I've got the following query now, but I don't know how to join based on the value of a field in a record, or if that's even possible.
SELECT
*
FROM
item
WHERE MATCH
(description
AGAINST
('searchKey')
One way to do this is is to do multiple queries for each matching "item" record, but if I had a lot of results that would be a lot of queries and would also slow down any filtering I'd want to do for facet-based searching. Another option is to make a new table that contains all the parent item info for each item record and search through that, but then I'd have to constantly update that table if I add item records, which is redundant and quite some work.
I'd like to hear it if I'm thinking in the right direction, or if I'm totally misguided. Any suggestions welcome.

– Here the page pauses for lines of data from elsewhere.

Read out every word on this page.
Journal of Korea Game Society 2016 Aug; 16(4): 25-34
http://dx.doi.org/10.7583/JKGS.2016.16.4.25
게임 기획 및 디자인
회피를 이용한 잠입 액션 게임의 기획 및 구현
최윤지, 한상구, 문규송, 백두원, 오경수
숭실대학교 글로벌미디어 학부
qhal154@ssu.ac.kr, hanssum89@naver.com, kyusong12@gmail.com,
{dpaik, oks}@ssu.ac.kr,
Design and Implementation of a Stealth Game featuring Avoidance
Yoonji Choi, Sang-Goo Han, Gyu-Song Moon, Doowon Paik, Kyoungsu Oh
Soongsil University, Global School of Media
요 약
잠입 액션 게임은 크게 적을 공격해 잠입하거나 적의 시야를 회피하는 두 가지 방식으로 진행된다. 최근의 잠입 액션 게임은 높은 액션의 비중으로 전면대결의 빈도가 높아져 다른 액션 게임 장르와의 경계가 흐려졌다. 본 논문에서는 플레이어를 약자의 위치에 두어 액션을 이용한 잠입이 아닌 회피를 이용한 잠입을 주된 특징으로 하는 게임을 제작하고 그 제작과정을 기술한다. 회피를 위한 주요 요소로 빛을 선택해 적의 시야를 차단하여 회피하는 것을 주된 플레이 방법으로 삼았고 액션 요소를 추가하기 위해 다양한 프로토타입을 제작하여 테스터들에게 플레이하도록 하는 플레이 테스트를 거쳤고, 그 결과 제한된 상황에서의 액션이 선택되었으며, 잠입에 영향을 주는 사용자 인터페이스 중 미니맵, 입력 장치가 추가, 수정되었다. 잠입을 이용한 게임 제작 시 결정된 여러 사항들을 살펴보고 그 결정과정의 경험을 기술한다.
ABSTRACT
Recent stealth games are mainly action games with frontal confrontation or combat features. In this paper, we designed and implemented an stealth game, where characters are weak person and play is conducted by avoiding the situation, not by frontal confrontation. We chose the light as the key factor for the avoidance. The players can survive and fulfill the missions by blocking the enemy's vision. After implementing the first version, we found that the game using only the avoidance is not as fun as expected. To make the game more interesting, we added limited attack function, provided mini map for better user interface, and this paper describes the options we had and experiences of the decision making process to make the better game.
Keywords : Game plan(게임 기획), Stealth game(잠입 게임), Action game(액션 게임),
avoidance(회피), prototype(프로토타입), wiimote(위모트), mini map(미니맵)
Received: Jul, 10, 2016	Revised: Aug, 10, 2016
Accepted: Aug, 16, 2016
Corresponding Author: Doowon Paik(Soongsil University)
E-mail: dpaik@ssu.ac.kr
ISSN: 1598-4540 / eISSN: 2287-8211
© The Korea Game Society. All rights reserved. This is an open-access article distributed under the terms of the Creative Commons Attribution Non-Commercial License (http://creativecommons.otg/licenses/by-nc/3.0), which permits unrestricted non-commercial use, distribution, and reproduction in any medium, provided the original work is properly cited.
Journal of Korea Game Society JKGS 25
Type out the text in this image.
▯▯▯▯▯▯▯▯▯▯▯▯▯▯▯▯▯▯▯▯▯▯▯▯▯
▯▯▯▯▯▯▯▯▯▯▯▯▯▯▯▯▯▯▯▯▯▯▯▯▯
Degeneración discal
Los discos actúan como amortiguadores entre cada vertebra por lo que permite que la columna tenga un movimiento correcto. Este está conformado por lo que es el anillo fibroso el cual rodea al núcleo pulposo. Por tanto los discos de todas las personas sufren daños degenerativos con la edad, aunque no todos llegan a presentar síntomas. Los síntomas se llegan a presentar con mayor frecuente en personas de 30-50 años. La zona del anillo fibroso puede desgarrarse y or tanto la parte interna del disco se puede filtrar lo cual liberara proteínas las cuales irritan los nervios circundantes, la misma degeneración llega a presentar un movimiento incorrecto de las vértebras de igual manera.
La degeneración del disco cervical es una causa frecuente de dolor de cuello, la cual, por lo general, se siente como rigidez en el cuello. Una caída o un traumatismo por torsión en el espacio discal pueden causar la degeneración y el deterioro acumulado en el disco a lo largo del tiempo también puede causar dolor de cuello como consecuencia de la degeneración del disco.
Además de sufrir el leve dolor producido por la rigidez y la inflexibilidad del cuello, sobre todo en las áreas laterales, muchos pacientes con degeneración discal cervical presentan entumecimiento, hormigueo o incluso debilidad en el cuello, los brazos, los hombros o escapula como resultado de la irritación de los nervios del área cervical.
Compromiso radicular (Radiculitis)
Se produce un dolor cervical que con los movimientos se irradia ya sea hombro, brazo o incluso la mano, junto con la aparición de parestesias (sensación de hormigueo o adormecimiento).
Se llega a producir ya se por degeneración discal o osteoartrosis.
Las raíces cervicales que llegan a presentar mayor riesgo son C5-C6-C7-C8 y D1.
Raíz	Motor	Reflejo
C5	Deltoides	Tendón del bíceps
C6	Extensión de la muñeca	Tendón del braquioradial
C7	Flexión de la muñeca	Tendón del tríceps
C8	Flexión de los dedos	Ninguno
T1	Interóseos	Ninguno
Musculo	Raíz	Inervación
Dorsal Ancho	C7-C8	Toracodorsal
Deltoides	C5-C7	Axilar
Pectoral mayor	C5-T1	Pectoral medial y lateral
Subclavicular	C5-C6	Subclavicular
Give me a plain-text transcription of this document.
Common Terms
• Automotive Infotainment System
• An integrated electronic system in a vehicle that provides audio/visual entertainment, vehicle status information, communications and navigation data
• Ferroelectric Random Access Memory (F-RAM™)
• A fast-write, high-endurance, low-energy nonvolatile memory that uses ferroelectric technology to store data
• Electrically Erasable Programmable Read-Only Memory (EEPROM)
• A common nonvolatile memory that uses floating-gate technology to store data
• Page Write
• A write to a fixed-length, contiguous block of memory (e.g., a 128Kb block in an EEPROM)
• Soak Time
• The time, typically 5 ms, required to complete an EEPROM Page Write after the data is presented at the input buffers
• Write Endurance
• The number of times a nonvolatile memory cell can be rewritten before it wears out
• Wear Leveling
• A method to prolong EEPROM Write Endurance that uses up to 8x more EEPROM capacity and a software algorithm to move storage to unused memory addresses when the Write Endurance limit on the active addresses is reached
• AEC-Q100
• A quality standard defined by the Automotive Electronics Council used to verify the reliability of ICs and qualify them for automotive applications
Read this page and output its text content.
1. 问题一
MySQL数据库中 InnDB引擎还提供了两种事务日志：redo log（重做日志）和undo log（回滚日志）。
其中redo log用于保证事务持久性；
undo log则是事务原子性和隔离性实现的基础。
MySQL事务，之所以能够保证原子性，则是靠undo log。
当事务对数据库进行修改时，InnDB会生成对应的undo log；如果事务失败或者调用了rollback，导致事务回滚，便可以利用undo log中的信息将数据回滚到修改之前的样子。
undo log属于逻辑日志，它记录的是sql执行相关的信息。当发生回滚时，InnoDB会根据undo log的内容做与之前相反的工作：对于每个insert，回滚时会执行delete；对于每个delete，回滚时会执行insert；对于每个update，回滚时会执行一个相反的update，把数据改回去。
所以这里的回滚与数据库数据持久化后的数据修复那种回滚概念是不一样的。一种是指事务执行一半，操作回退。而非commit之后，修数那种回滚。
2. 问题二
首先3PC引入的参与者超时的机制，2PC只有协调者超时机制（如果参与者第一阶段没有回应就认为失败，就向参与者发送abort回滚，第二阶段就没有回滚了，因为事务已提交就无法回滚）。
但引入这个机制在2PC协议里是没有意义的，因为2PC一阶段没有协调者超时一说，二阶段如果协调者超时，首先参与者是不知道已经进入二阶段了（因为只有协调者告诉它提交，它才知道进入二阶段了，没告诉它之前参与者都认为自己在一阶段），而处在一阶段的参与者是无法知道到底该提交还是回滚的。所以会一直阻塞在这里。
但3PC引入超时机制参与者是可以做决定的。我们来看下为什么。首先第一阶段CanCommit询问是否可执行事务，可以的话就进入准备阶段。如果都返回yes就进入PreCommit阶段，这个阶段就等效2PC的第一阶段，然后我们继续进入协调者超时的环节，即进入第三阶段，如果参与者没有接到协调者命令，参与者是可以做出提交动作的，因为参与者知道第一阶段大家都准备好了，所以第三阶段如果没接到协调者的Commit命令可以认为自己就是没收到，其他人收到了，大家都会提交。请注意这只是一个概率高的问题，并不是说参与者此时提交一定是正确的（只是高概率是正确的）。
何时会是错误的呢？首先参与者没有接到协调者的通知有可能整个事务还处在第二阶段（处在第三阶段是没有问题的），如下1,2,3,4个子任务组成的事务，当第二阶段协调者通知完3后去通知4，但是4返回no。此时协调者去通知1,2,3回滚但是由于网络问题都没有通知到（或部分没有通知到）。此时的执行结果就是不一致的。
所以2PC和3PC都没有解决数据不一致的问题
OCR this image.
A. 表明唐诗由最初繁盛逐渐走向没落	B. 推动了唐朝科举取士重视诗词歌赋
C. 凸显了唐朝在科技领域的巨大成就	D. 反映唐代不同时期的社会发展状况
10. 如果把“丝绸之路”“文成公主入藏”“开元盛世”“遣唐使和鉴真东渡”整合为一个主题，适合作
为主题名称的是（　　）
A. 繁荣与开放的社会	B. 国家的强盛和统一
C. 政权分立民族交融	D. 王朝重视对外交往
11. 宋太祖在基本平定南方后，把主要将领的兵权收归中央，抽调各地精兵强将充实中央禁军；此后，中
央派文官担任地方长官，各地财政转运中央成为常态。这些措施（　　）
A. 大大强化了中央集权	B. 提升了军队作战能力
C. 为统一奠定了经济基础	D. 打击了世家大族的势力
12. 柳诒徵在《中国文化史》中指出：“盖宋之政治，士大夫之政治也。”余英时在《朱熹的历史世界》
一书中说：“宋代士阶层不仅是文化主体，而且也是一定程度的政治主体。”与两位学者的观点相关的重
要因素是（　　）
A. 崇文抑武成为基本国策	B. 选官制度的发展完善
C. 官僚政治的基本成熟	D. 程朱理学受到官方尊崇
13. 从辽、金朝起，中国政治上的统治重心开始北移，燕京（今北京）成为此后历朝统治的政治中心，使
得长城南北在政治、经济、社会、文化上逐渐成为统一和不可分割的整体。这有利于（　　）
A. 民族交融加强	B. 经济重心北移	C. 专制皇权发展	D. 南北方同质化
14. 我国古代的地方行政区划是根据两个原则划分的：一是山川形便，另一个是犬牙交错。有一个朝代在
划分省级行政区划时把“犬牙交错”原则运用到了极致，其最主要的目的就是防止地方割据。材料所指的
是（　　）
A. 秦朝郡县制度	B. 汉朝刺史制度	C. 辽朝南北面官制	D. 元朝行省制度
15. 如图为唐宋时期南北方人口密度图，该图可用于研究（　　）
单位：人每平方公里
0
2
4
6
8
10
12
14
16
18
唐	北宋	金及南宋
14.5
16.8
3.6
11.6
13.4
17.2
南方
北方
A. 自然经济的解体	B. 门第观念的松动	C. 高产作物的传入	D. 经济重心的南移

As a general rule of thumb your database structure should contain data, but should not itself be data. A sign that you're breaking this is when you feel that you have to join to a different table based on the data you're reading from some other table. At that point you need to back up and consider your overall data model because odds are very good that you're doing something not quite right.
You could join against a subquery containing the union of all parent types:
select *
from item
left join (
select 'meat' as type, Redness, '' as Ripeness from meat
union all
select 'fruit' as type, -1 as Redness, Ripeness from fruit
union all
select 'vegetable' as type, -1 as Redness, Ripeness from vegetable
) parent on parent.type = item.parentType
But if you can, redesign the database. Instead of the complex model, change it to one table of Items and one table of Categories. The categories should contain one row for meat, one for fruit, and one for vegetables.
Since your example is contrived, it's difficult to know what the actual information requirements are in your case. Damir's diagram shows you the correct way to model PKs and FKs when you have a super-type sub-type relationships.
This situation is one case of a pattern called "generalization-specialization". Almost any treatment of object modeling will deal with generalization-specialization, although it may use different terminology. However, if you want to find articles that help you build a relational database that uses specialization-generalization, search for "generalization specialization relational modeling".
The best of the articles will start by teaching you the same concept that Damir's response illustrated for you. From there, you will learn how to create queries and views that can search for either all kinds of items, or for particular kinds of items, if you know what you are searching for.
A sample view follows:
create view FruitItems as
select
c.ConsumerGoodsID,
Price,
Description,
ConsumerGoodType,
ExpiryDate,
FoodType,
IsTropic
from
ConsumerGoods c
INNER JOIN Food f on f.ConsumerGoodsID = c.ConsumerGoodsID
INNER JOIN Fruit fr on fr.ConsumerGoodsID = c.ConsumerGoodsID
Similarly, you could create views for VegetableItems, MeatItems, and HouseSupplyItems, and even one large view, namely Items, that's the union of each of the specialized views.
In the Items view IsTropic would be true for all tropical fruits, false for all non tropical fruits, and null for Meats, Vegetables, and HouseSupplies. I'm not going to show you the entire Item view for a contrived case, but you get the idea. Especially if you read the best of the articles on relational modeling of this pattern.
The Items view might be a little slow, but it could come in handy when you really don't know any better way to search. And if you search for Istropic = True, you'll automatically exclude all the Meats, Vegetables, and HouseSupplies.
As #Andomar suggested, the design is a bit off; having "multiple parent tables" does not map to DB foreign keys concept. Here is one possible suggestion. This one uses two levels of super-type/subtype relationships. Super-type table contains columns specific to all subtypes (categories), while subtype tables contain columns specific only to the category.